Тема оказалась благодатной.

– Надеюсь, – перебил Ченг, стаскивая второй ботинок, – никто из нас не догадается подбросить этот совет знакомым? Они могут оказаться менее идейными, чем мы, а кто-то из них, не исключено, когда-нибудь тоже попадет в экскурсию.

Мы расположились на поляне около ручья; он весело сбегал со скалистого пригорка. Нельзя сказать, чтобы группа очень устала, но пройти мимо такого места было трудно. К тому же, хотелось обсудить первые впечатления. Тошук уселся, прислонившись спиной к мшистому выступу скалы. Остальные кто сидел, кто лежал, с наслаждением подставив лицо солнцу.

– Нет уж, Йоки, – шутливо продолжал Ержи. – Если мне пришлось отказаться от сигарет, то и ты откажись от фотографирования. У меня-то точно ломка посильнее твоей будет!

– Самая сильная фото-ломка – у Марка, – сказал Марино. – Но смотрите, как он неплохо справляется.

Марк уже давно устроился поодаль, положив на колени блокнот. Сперва я думал, что он ведет дневник. Но теперь увидел, что он рисует, быстро-быстро водя карандашом по бумаге. Он улыбнулся, не отрываясь от своего занятия:

– Когда я знал, что меня берут в экскурсию, я взял несколько уроков рисования, чтобы восстановить немного подзабытую технику… и вроде получилось.

Он перевернул к нам блокнот.
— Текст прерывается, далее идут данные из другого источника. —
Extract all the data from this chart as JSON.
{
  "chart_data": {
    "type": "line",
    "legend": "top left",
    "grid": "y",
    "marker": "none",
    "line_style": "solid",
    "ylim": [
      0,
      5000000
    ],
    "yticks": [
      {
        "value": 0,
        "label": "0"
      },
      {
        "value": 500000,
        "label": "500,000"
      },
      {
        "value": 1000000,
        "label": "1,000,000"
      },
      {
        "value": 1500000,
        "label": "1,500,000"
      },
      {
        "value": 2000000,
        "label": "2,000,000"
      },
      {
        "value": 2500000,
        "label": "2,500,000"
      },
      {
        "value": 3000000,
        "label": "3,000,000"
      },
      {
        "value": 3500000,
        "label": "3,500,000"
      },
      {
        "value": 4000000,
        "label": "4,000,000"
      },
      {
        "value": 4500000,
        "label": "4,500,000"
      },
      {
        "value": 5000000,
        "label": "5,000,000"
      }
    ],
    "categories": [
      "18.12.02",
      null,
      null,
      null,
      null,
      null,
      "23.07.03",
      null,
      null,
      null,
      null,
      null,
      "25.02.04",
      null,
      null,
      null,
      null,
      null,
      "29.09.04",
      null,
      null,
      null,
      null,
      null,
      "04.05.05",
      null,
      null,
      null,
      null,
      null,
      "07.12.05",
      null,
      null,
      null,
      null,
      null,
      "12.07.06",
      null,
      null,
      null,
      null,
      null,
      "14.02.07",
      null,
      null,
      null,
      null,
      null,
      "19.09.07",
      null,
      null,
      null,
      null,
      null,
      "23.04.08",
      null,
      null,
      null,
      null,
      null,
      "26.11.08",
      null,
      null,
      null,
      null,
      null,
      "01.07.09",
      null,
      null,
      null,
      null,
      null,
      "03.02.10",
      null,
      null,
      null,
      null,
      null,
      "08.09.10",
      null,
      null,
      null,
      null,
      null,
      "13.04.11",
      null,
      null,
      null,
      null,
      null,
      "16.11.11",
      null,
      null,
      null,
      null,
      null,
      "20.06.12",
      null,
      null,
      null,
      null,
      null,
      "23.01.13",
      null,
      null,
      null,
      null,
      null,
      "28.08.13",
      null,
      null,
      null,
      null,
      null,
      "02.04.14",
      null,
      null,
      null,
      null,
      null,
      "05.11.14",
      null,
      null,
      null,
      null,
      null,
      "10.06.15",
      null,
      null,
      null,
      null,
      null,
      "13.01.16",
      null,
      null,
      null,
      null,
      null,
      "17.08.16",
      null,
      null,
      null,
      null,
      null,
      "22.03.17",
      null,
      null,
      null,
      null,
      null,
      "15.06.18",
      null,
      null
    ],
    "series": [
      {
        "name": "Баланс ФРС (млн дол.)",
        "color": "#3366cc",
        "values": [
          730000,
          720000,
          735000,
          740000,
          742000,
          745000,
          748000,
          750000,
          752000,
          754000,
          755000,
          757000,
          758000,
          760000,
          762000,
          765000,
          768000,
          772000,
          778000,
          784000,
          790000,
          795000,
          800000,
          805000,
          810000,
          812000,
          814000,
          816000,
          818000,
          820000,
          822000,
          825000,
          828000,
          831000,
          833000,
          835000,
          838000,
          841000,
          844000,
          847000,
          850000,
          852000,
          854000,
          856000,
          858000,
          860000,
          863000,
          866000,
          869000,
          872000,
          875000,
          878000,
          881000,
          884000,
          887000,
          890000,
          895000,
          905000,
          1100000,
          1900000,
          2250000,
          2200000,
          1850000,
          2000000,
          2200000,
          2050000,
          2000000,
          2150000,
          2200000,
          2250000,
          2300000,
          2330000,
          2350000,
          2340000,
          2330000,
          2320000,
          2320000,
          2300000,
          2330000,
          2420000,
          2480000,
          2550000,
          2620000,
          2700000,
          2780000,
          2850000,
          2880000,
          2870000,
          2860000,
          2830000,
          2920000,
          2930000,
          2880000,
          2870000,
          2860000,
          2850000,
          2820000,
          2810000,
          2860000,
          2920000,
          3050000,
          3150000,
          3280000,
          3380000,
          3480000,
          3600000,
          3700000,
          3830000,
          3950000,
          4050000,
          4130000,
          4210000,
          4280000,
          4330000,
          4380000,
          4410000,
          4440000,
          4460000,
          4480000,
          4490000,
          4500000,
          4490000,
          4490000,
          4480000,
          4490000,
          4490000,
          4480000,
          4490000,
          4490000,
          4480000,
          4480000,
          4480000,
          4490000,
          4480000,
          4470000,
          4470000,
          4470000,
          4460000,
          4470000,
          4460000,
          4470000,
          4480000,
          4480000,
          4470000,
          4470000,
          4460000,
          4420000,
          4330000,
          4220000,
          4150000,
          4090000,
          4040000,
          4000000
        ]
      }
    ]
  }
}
Вот так чудо! Мы увидели профиль лежащей Йоки, набросанный крупными уверенными штрихами. Раздались восхищенные возгласы.

– Ну вот, ура, теперь у нас в группе есть художник, – довольно сказал Ержи. – Значит, вернемся не с пустыми руками. У меня-то с этим совсем никак.

– А Теше вы не нарисовали? – спросил я.

– Не успел, – ответил Марк. – Но солдат набросал, уже по памяти.
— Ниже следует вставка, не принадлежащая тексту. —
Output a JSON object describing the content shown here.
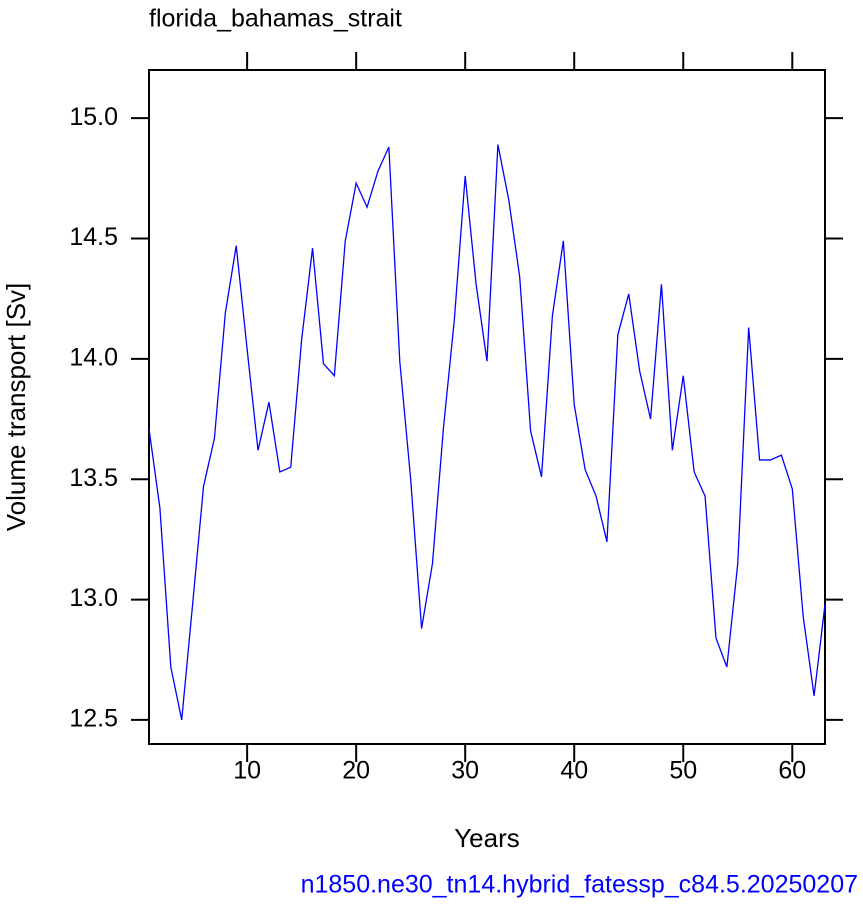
{
  "chart_data": {
    "type": "line",
    "title": "florida_bahamas_strait",
    "x_label": "Years",
    "y_label": "Volume transport [Sv]",
    "caption": "n1850.ne30_tn14.hybrid_fatessp_c84.5.20250207",
    "x": [
      1,
      2,
      3,
      4,
      5,
      6,
      7,
      8,
      9,
      10,
      11,
      12,
      13,
      14,
      15,
      16,
      17,
      18,
      19,
      20,
      21,
      22,
      23,
      24,
      25,
      26,
      27,
      28,
      29,
      30,
      31,
      32,
      33,
      34,
      35,
      36,
      37,
      38,
      39,
      40,
      41,
      42,
      43,
      44,
      45,
      46,
      47,
      48,
      49,
      50,
      51,
      52,
      53,
      54,
      55,
      56,
      57,
      58,
      59,
      60,
      61,
      62,
      63
    ],
    "series": [
      {
        "name": "Volume transport",
        "color": "#0000ff",
        "values": [
          13.71,
          13.38,
          12.72,
          12.5,
          12.98,
          13.47,
          13.67,
          14.19,
          14.47,
          14.04,
          13.62,
          13.82,
          13.53,
          13.55,
          14.08,
          14.46,
          13.98,
          13.93,
          14.49,
          14.73,
          14.63,
          14.78,
          14.88,
          13.99,
          13.5,
          12.88,
          13.15,
          13.71,
          14.16,
          14.76,
          14.31,
          13.99,
          14.89,
          14.66,
          14.34,
          13.7,
          13.51,
          14.18,
          14.49,
          13.81,
          13.54,
          13.43,
          13.24,
          14.1,
          14.27,
          13.95,
          13.75,
          14.31,
          13.62,
          13.93,
          13.53,
          13.43,
          12.84,
          12.72,
          13.15,
          14.13,
          13.58,
          13.58,
          13.6,
          13.46,
          12.93,
          12.6,
          12.98
        ]
      }
    ],
    "xlim": [
      1,
      63
    ],
    "ylim": [
      12.4,
      15.2
    ],
    "xticks": [
      10,
      20,
      30,
      40,
      50,
      60
    ],
    "yticks": [
      12.5,
      {
        "value": 13,
        "label": "13.0"
      },
      13.5,
      {
        "value": 14,
        "label": "14.0"
      },
      14.5,
      {
        "value": 15,
        "label": "15.0"
      }
    ],
    "grid": false
  }
}
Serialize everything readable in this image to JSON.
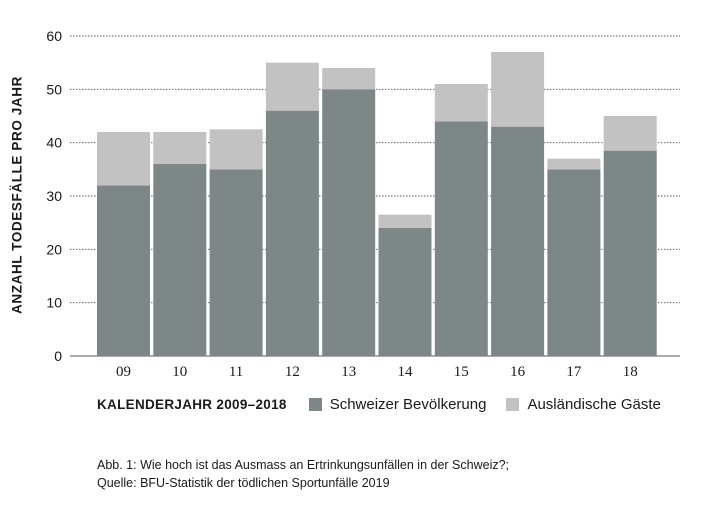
{
  "chart_data": {
    "type": "bar",
    "stacked": true,
    "categories": [
      "09",
      "10",
      "11",
      "12",
      "13",
      "14",
      "15",
      "16",
      "17",
      "18"
    ],
    "series": [
      {
        "name": "Schweizer Bevölkerung",
        "color": "#7d8787",
        "values": [
          32,
          36,
          35,
          46,
          50,
          24,
          44,
          43,
          35,
          38.5
        ]
      },
      {
        "name": "Ausländische Gäste",
        "color": "#c2c2c2",
        "values": [
          10,
          6,
          7.5,
          9,
          4,
          2.5,
          7,
          14,
          2,
          6.5
        ]
      }
    ],
    "xlabel": "KALENDERJAHR 2009–2018",
    "ylabel": "ANZAHL TODESFÄLLE PRO JAHR",
    "ylim": [
      0,
      60
    ],
    "yticks": [
      0,
      10,
      20,
      30,
      40,
      50,
      60
    ],
    "grid": true,
    "legend_position": "bottom"
  },
  "caption": {
    "line1": "Abb. 1: Wie hoch ist das Ausmass an Ertrinkungsunfällen in der Schweiz?;",
    "line2": "Quelle: BFU-Statistik der tödlichen Sportunfälle 2019"
  }
}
Он пролистнул блокнот назад и показал две знакомые фигуры. Действительно, было очень похоже. Даже их невозмутимые улыбки были переданы очень точно.
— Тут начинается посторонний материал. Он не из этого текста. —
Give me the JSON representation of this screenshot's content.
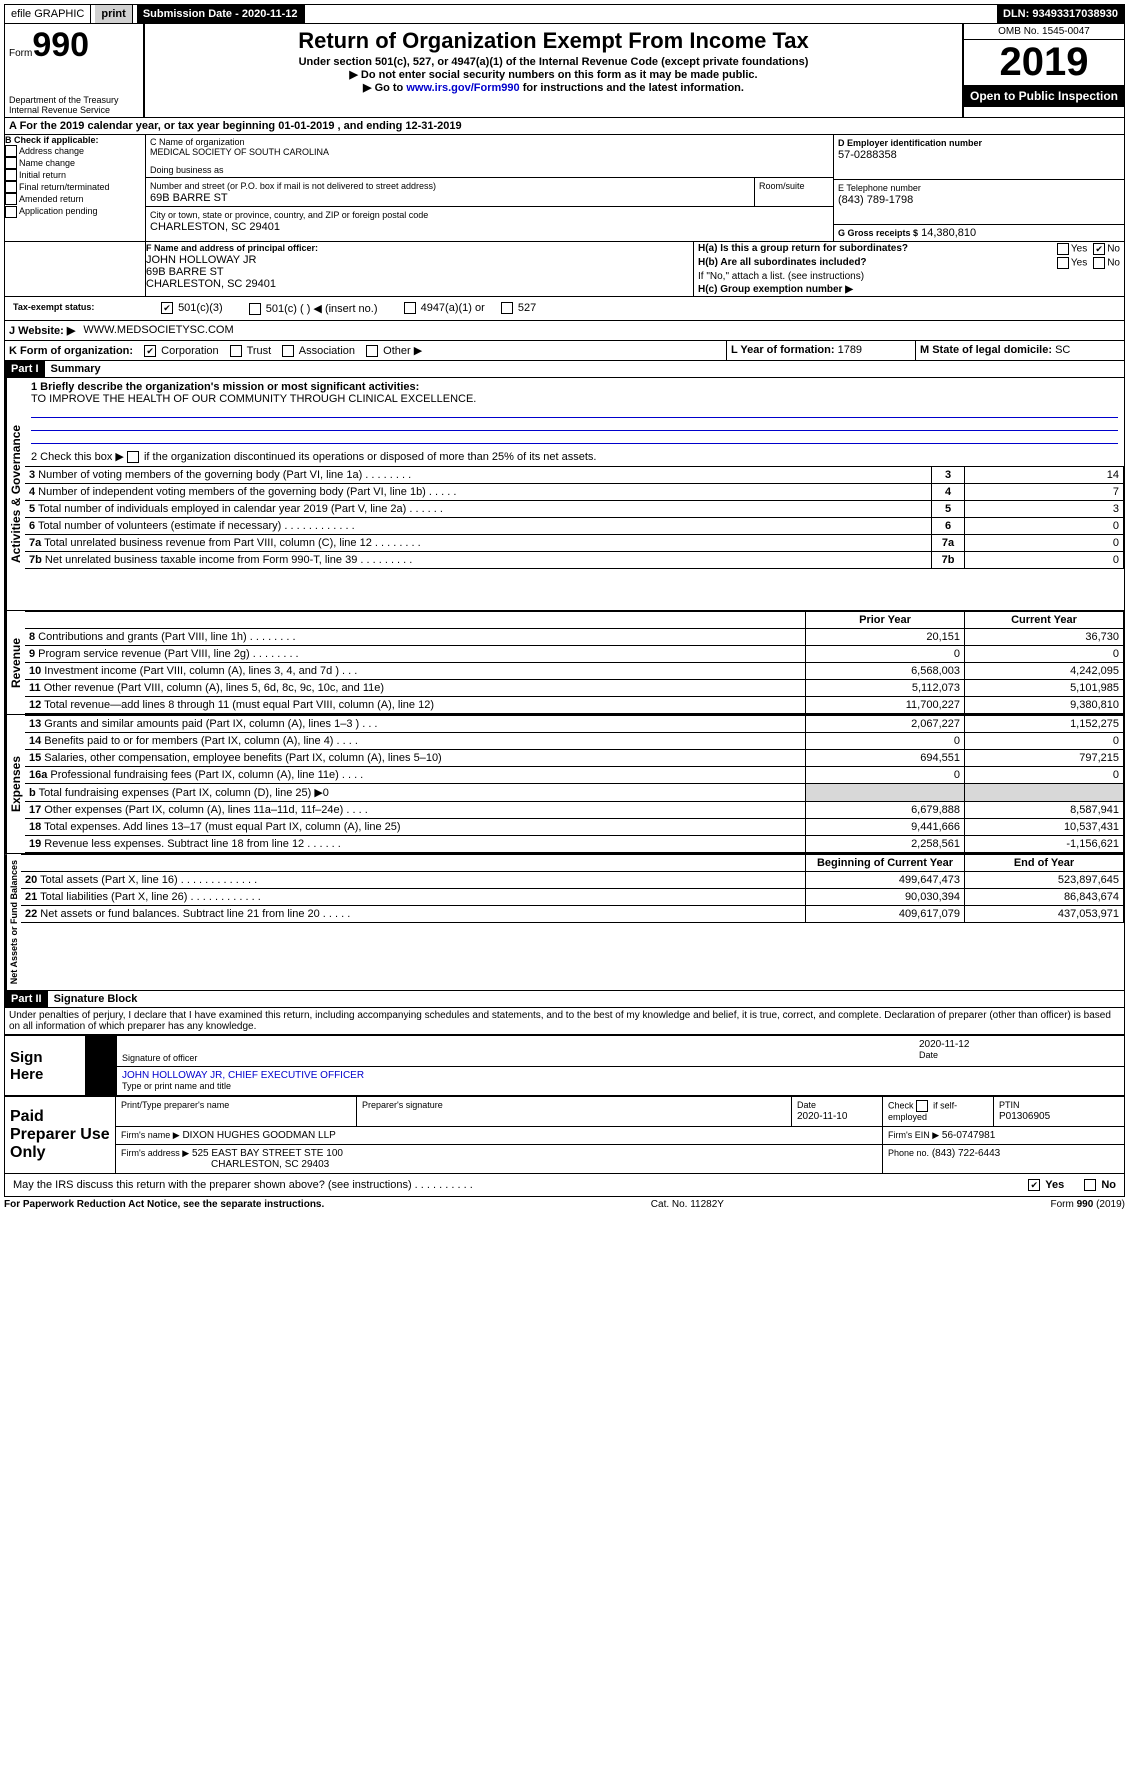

– Все-таки удивительно, – подал голос Тим, усаживаясь поудобнее на своей куртке. – Человек когда-то был американцем. Может, даже проходил по тем же местам, где и я. Наверняка ездил в машинах, в метро, заходил в магазины, смотрел телевизор. Но от него прежнего ничего не осталось. Стерто начисто. Сейчас это какой-то нищий средневековый монах. Как это возможно – не представляю…

– Признаться, я бы тоже не подумал, что вы – американец, пока вы не сказали, – усмехнулся я. – Наверное, у нас есть некое типовое представление об американцах, отчасти по фильмам, которые на 95 % – голливудские, отчасти – по туристическим группам. Но вот вы – совсем другой. Правильно было сказано: в США слишком много народу, чтоб можно было вывести типичного американца. Можно сказать, что этот Теше – типично нетипичный американец… И потом, у вас же в 60-х развелось столько необычных религиозных течений, что не удивлюсь, если он был не один такой.

– Правда, остальные в итоге вернулись к более-менее привычному образу жизни, а этот ушел в совсем иной мир, – заметил Тим. – И навсегда. Похоже, что навсегда.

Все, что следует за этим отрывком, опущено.